Minnesota Hockey Magazine

Winning:Teaching Quantum Physics to Children

(MHM Photo / © Jeff Wegge)

Children want to play and have fun.

In my talks and interviews around the country and parts of Canada I am occasionally confronted with the idea that winning is everything. More succinctly, I am presented with the hypothesis, or in some cases, the misconceived notion, that children of all ages must be taught the importance of winning while they play youth sports, because that is a life lesson. To follow that logic, or lack thereof, we must forget for a minute that 85% of all people who lose their jobs, except for massive layoffs, lose them because they don’t get along with other employees.

Winning is such an abstract concept, that even professional teams, who say they only care about winning, and spend millions of dollars each year to try and win, still can’t win a championship, and can’t explain to anyone how to guarantee a win.

But I am supposed to believe that part time youth and High School coaches with little or no professional training can teach children this abstract concept to kids? (Really, this is like bringing down a Harvard Professor who teaches Quantum Physics and has received the “Skytte Prize” to a Middle School and having her try to teach these kids Quantum Physics.)

Do you really think that John Calipari, after coaching Kentucky to an National Championship in college basketball, forgot how to win the next year when his team did not even qualify for March Madness, and the NCAA Division I National Championship Tournament?

Teachers in Elementary, Middle and High Schools, do not teach children that they have to win. They teach them the importance of the journey, and learning for the joy of learning. (Now this successful formula is being eschewed for the notion that teaching to the test is more important than being educated for life, but as usual, I digress)
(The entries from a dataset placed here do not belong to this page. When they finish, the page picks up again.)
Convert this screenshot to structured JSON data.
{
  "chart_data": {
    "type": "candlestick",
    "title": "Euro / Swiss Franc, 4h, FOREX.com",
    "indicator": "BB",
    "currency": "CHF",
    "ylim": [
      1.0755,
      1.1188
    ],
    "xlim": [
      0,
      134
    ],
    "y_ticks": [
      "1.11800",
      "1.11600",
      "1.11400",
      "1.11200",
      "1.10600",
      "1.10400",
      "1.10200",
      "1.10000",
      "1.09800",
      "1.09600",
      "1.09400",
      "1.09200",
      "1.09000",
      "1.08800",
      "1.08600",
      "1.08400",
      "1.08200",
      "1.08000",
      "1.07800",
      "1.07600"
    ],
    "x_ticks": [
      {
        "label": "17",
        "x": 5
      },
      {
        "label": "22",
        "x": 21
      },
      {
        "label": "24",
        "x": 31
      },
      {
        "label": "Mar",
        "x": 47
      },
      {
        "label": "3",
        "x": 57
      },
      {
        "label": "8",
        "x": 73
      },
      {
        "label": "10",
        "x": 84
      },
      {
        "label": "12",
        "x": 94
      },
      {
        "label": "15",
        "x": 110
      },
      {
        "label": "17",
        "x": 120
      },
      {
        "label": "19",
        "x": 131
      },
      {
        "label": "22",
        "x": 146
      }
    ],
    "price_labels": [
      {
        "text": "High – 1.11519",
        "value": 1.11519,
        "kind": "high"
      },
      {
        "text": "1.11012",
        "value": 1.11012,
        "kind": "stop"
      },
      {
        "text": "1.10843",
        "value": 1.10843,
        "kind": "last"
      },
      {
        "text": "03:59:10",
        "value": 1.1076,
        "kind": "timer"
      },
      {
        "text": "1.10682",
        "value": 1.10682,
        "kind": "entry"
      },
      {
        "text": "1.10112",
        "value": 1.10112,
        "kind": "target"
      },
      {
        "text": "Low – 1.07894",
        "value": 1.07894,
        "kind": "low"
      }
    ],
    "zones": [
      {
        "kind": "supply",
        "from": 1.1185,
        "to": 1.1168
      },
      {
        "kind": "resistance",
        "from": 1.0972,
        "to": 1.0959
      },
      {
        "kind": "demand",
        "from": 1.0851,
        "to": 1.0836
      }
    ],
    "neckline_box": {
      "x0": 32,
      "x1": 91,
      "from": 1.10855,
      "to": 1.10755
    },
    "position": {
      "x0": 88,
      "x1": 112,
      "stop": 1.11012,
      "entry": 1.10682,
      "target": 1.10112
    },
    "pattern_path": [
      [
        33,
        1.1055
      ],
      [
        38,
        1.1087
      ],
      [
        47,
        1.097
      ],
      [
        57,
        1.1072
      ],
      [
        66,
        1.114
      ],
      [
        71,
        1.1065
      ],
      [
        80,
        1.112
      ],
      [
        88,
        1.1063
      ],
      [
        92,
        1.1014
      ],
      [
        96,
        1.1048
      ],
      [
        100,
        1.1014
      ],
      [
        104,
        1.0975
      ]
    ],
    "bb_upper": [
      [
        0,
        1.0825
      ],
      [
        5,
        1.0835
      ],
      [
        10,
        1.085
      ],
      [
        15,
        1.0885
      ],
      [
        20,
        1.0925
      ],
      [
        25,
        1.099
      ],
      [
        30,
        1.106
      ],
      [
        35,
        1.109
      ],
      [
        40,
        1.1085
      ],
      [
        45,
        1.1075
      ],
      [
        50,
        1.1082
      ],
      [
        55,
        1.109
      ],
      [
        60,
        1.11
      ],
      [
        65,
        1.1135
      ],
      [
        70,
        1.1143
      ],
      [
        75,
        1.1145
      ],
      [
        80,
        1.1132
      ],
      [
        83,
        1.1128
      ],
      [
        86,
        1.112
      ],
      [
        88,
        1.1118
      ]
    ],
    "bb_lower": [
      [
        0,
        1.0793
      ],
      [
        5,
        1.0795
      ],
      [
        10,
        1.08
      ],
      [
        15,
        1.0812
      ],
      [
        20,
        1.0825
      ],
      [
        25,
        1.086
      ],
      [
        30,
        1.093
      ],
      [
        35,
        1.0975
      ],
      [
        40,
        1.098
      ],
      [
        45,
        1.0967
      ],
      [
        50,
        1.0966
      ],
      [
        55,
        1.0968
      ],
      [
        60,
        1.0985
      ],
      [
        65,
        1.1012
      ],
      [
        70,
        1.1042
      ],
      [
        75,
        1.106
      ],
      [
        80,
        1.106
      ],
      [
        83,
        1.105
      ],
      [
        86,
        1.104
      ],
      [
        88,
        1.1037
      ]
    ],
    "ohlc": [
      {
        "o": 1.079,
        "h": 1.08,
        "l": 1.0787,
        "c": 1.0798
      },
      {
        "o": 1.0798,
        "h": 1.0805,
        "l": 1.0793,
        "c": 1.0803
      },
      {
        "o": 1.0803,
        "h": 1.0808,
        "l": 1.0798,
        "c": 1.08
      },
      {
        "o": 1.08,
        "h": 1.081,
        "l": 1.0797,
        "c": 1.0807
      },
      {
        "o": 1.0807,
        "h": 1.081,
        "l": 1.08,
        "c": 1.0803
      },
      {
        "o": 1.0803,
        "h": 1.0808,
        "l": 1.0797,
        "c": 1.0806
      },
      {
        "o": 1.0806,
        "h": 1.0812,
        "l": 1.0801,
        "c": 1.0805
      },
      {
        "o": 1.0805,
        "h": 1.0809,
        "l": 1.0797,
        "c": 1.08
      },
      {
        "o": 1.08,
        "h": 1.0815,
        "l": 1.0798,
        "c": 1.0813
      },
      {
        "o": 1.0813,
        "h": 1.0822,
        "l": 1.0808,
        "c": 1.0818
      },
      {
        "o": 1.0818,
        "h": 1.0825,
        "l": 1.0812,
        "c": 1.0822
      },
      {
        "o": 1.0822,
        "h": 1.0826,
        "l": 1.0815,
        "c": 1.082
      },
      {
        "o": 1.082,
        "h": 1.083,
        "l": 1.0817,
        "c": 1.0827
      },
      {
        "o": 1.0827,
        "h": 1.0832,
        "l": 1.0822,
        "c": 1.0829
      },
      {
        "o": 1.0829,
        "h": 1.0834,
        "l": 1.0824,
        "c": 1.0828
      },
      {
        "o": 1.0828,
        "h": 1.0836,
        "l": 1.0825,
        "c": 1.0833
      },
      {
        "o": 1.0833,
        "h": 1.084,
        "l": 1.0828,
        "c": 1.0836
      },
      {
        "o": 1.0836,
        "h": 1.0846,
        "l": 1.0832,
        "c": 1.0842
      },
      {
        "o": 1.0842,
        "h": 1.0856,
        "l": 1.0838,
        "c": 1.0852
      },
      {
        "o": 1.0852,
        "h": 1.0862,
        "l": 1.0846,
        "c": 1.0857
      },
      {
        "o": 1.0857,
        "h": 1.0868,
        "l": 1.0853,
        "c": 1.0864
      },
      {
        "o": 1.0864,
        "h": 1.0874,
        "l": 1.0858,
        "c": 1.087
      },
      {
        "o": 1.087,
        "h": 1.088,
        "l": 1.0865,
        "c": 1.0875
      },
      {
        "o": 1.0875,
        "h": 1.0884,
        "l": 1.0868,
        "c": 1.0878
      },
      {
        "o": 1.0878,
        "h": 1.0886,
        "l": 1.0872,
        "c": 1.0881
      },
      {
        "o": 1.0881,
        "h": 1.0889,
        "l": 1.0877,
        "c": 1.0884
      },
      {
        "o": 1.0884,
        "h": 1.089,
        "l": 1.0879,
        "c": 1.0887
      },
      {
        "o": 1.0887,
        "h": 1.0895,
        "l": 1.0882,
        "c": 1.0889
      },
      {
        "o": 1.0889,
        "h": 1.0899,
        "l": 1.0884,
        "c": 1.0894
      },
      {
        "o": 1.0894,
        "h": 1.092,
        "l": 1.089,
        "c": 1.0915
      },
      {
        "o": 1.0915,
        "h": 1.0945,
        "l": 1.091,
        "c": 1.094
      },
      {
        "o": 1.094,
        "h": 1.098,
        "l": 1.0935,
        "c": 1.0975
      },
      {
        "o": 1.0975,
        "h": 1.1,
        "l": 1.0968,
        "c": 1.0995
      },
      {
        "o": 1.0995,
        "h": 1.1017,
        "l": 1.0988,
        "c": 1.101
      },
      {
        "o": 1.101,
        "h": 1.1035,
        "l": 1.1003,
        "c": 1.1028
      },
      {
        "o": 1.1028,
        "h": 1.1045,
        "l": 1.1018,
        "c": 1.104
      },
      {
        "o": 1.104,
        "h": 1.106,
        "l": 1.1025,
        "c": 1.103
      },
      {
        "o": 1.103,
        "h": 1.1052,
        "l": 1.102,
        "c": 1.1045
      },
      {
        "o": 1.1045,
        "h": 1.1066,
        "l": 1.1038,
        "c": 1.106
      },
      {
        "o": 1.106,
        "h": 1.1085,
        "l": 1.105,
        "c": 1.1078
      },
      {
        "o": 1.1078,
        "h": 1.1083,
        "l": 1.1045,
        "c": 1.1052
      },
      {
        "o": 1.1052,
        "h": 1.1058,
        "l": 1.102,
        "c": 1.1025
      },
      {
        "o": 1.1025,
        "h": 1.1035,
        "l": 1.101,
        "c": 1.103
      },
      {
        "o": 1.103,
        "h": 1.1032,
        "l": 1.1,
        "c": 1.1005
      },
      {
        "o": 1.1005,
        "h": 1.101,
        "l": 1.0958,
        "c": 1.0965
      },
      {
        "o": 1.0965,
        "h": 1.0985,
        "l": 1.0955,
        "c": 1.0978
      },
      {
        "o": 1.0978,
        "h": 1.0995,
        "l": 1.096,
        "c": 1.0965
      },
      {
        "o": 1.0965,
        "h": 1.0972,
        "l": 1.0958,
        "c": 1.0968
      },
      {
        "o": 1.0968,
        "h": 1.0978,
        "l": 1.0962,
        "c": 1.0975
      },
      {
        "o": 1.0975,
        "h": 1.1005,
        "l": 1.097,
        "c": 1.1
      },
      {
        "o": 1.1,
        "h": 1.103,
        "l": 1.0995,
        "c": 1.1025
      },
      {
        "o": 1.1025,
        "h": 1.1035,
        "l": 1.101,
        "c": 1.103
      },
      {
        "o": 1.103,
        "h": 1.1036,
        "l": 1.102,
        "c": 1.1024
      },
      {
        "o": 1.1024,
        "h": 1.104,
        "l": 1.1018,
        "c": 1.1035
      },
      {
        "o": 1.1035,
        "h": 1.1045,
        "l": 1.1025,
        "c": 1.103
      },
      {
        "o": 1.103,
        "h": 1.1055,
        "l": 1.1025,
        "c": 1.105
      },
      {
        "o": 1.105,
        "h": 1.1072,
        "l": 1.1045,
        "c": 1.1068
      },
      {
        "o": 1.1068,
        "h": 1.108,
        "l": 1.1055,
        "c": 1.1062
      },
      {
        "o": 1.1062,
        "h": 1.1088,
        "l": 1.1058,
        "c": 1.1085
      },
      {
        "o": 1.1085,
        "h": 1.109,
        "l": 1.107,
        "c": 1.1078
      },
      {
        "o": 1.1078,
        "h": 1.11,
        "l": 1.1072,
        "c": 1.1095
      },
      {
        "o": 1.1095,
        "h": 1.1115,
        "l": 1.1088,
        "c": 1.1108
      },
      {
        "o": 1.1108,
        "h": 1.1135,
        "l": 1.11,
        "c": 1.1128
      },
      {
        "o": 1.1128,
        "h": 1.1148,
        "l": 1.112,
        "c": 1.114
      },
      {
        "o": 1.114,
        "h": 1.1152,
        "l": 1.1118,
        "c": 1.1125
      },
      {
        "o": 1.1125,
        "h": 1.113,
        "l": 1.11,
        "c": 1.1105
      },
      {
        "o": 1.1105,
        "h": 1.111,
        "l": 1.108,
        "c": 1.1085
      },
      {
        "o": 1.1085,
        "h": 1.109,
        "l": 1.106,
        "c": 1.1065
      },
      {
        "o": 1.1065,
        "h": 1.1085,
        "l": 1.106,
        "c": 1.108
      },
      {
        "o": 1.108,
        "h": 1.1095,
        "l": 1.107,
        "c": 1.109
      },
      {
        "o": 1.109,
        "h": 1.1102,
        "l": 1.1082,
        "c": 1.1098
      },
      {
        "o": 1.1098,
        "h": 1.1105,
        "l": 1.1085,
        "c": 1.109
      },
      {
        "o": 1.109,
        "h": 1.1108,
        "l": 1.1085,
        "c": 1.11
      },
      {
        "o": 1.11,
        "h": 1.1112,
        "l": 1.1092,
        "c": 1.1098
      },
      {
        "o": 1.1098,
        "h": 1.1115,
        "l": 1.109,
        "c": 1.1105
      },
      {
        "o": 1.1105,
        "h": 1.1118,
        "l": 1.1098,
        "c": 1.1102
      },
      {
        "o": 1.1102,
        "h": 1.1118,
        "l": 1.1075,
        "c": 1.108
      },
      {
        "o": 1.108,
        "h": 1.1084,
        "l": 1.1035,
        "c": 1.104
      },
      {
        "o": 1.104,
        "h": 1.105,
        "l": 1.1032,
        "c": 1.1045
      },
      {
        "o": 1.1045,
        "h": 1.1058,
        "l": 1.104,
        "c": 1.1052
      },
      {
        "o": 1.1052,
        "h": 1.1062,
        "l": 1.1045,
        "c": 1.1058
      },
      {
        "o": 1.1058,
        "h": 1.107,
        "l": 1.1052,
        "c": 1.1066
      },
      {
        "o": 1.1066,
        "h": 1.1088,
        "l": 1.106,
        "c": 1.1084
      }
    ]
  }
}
Teachers understand how important it is for children to work and play together. They have the children work in groups and do projects together, because they know through experience and Master’s Degrees in Education, that this is the best way to teach children, and have the knowledge stay with kids after school is done. They know how important community is in children’s lives, now and in the future.

So why don’t we coach these kids the same way they are taught everyday in school? Ever seen a teacher yell at a kid during a test?

Winning and losing will prepare them for life these coaches say. People tell me that I am “Mamby Pamby” about winning and that Frozen Shorts espouses the theory that equal play for all is another form of entitlement. (Even though we say equal play for prepuberty children and play by performance for the older ones)

Equal play allows “lazy” coaches to get away without coaching all the fundamentals needed to teach children life lessons and the importance of winning I am told. Nonsense. It’s a kid’s game and some adults want to make their participation in youth sports, more important, and more profitable to them at the children’s expense. It is one of the major reasons they quit playing

Well, let’s back the bus up here for just a minute and see what is going on here. So, how is it that the paradigm of winning as being the almighty answer can and is sometimes built on a false foundation? How many of you have played in a game and won when you did not play well? How many have you played in a game, played well, and still lost? So, in these games winning and losing actually were not a clear indication of how well you played. The outcome of these games either gave you a win you didn’t earn or a loss you that may have hid how well you really played. How do you build and develop children with a false base? Now that is confusing to me. Imagine how confusing and frustrating it is to the children?

They just want to play and have FUN!

The idea of life lessons that employ the journey, not the goal, as being of paramount importance, and the #1 priority in youth and High School sports, has been lost on this generation of parents, coaches, and athletes for the most part. Scholarships, ego, status and angst have enveloped this new youth sports paradigm. As I like to ask in my talks: “How is your way working out for you?”

What is the outcome? Injuries are skyrocketing, violence has increased dramatically, and children are quitting playing youth and high school sports in record numbers. That is not a successful business model, is it?

The problem has become a national health issue. Type II diabetes is on the rise and obesity has quadrupled in the last 30 years.

Os sure, people can preach the mantra of winning, but really, what are those people really winning? Is this the base that we want to emulate the paradigm for our children’s future? I hope not.

I’d really hate to have to try and teach Quantum Physics!